Allo stato, aggiunge ancora il pm non è assolutamente azzardo ipotizzare l’esistenza né di «veri e propri casati di ‘ndrangheta, armati all’inverosimile, che mutuano dai casati nobiliari di memoria medioevale non solo blasoni, di cui in questo caso bisognerebbe vergognarsi, ma soprattutto una forma di orgoglio di appartenenza in quanto espressione di potere, rispetto, ricchezza e prestigio», né quella di “consorterie di ‘ndrangheta concepite come autentiche monarchie ereditarie, con il mafioso monarca che si pone al di sopra delle leggi e si fa egli stesso fonte di legge, decidendo con altri “regnanti” le sorti non solo delle cose, ma anche delle persone, oggetto di scelte che, come nelle migliori tradizioni monarchiche, assicurano la continuità della stirpe nobile-mafiosa e la conservazione e moltiplicazione delle ricchezze conquistate e accumulate”. Strutture sociali antiche, vetuste, obsolete ma ancora in grado di incidere con tutto il loro peso sull’attualità, piegandone meccanismi, regole e prassi.

 

UNA HOLDING ESPRESSIONE DEL SISTEMA

È quanto dimostra l’inchiesta Araba fenice, che ha mostrato come la suddivisione scientifica e concordata del settore dell’edilizia privata fosse stata gestita da una holding criminale su diretto mandato e previo accordo dei clan di tutta la città. Dai Fontana-Saraceno, egemoni nella parte nord della città, ai Ficara-Latella, predominanti nella parte sud, passando dai Condello del quartiere di Archi ai Serraino-Rosmini-Nicolò, ai Lo Giudice di zona sud, fino agli Audino, famiglia che fa sempre orbita nella galassia De Stefano-Tegano ma ha la propria storica roccaforte nel quartiere di San Giovannello, tutti i clan erano parte di quella ben organizzata e strutturata «cabina di regia», che tramite imprese e professionisti compiacenti si sarebbe per anni accaparrata i più importanti lavori edili della città di Reggio Calabria.
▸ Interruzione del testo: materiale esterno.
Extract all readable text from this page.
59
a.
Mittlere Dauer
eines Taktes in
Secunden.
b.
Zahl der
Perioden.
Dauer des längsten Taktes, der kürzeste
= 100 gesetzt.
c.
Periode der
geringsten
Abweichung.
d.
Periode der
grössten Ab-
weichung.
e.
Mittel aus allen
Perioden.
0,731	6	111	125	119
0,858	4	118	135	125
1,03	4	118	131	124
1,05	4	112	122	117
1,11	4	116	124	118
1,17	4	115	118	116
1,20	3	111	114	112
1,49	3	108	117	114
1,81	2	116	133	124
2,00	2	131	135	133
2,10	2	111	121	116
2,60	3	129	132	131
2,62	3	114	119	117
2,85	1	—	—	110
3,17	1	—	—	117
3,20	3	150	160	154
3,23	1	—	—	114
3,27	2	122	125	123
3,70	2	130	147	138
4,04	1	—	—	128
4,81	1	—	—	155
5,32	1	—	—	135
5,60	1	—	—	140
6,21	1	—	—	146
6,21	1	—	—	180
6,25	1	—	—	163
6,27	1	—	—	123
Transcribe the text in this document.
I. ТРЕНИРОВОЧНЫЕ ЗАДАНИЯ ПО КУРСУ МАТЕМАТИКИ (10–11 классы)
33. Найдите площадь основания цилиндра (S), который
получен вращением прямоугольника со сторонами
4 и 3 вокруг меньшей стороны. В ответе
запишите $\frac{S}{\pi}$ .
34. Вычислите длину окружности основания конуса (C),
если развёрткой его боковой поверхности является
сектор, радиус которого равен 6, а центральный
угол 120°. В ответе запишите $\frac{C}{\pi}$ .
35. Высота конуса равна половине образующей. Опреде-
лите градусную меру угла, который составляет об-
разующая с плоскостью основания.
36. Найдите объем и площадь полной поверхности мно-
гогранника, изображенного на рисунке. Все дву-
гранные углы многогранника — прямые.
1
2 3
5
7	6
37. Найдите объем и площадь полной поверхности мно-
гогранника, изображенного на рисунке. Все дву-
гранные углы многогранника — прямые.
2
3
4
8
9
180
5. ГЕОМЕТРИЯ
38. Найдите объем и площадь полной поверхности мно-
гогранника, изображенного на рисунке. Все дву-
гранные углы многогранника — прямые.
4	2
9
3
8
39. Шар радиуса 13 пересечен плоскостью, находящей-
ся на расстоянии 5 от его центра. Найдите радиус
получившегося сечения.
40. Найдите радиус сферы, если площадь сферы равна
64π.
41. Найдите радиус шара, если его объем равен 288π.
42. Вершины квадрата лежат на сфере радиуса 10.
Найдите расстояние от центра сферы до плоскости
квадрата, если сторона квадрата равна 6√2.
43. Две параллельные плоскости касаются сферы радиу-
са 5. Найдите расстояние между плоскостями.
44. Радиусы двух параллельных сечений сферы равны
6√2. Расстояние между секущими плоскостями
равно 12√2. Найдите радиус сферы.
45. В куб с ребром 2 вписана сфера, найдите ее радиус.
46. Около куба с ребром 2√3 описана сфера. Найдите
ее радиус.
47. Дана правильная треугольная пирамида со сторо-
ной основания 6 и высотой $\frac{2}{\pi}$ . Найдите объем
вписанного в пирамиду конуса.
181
Una suddivisione che, secondo l’ipotesi accusatoria, altro non  è che la prova concreta, tangibile di quell’ipotesi investigativa che ha ispirato diverse inchieste e dibattimenti che neg
li ultimi anni hanno portato alla luce i nuovi assetti e le nuove strutture nati dalla pax mafiosa del ’91, quando la nascita della super-associazione ha sancito la fine della guerra fra clan che in meno di cinque anni è costata alla città oltre seicento omicidi.

E di quella holding tutti gli imputati oggi a giudizio in abbreviato sono a vario titolo espressione, per questo vanno puniti con pene severe e senza concedere loro alcuna attenuante.